Even in these situations, there is a very specific procedure for doing this. Policies vary by airline, but operational upgrades are generally prioritized based on elite status and/or the fare class you are booked in.

Sometimes you might be bumped into an exit row or an economy seat with extra legroom if you’re traveling alone and the airline needs to make room for a family to sit together, or something.

But no, believe it or not, the gate agent doesn’t send RuPaul into the gate area to see who is serving the best looks.

There are many legit ways you can be upgraded

Is there a dress code for first class?

In general it isn’t, and I think that’s where the confusion might come from. Airline employees are typically non-touring, meaning they can fly for free (or at a heavily discounted rate) based on space availability. In some cases, employees can even fly First & Business Class, but only after all other upgrades have been approved.

Some airlines have employee dress codes, and sometimes those dress codes are stricter if you want to fly in a premium cabin. That’s usually the only time there’s a dress code, or where dressing up can make a difference.

There are sometimes dress codes for airline employees

Airlines employees used to have more discretion

In all fairness about this mythical upgrade advice, I think there may have been a little more truth to it back in the day.

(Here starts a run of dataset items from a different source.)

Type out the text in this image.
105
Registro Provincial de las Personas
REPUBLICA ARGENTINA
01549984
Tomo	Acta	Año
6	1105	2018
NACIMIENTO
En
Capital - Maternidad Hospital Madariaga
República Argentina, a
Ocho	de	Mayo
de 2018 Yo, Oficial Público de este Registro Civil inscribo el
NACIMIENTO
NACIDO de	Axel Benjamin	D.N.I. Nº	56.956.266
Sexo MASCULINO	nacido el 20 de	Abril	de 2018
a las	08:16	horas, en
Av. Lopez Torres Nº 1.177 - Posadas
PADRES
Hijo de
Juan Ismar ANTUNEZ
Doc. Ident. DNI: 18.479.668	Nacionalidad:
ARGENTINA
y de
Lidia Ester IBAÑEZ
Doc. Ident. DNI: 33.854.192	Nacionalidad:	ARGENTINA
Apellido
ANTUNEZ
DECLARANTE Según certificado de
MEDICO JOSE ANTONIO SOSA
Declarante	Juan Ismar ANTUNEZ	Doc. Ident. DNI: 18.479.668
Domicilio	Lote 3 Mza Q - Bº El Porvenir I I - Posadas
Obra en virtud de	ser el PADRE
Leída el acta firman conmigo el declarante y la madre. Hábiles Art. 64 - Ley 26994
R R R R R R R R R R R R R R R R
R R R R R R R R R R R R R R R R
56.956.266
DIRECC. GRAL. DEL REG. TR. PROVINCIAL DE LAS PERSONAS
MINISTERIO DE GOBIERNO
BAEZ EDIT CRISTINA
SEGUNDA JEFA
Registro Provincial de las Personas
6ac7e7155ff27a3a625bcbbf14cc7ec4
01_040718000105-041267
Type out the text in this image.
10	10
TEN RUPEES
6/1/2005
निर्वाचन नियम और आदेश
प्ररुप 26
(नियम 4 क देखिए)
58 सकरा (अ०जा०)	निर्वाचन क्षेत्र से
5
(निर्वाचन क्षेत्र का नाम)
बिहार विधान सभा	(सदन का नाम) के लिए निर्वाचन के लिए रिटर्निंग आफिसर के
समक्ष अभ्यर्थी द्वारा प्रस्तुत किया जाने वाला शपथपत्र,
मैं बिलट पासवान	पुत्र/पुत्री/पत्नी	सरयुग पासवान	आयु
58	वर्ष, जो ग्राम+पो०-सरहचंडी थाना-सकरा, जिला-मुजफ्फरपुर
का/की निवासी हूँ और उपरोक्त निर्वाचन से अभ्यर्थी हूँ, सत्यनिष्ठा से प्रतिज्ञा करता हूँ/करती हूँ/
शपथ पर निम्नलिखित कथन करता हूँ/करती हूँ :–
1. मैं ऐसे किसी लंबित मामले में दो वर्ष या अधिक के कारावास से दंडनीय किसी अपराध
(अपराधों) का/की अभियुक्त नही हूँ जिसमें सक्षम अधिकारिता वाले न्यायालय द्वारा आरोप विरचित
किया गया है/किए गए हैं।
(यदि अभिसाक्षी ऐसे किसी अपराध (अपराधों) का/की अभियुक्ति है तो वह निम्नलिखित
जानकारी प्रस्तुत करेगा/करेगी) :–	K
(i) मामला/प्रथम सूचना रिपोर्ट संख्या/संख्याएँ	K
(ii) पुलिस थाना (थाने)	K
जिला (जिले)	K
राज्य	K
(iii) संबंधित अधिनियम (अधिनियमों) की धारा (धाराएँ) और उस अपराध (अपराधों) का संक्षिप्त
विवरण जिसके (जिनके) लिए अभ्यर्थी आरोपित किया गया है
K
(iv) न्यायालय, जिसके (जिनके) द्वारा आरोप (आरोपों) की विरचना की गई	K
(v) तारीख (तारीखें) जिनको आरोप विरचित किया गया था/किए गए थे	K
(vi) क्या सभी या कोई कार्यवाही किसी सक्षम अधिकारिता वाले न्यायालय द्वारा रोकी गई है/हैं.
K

Like, not that dressing up would necessarily get you an upgrade, but rather that gate agents had more discretion in upgrading people, whether it’s because they were trying to hit them up, they were friends, or whatever.

What has changed?

  • Airlines have done a much better job of generating top-notch revenue and creating ways for people to legitimately score upgrades
  • Aviation technology has improved a lot and essentially everything a gate agent does is tracked, and not following the policy can get them in trouble

For example, going back more than a decade, it wasn’t unheard of for a gate agent to violate policy and upgrade an employee friend for a passenger on the upgrade waiting list. But nowadays that almost never happens, as upgrade lists are usually published so that the person on the upgrade list knows what’s going on.

Airlines employees have policies to follow

What it comes down to:

Dressing up won’t get you a first-class upgrade, so dress for comfort when you fly. The good news is that there are plenty of ways to score a premium seat these days, from redeeming miles to having elite status.

But can we please stop the urban legend that dressing up is the key to scoring a top-notch upgrade?

Leave a Comment

Your email address will not be published.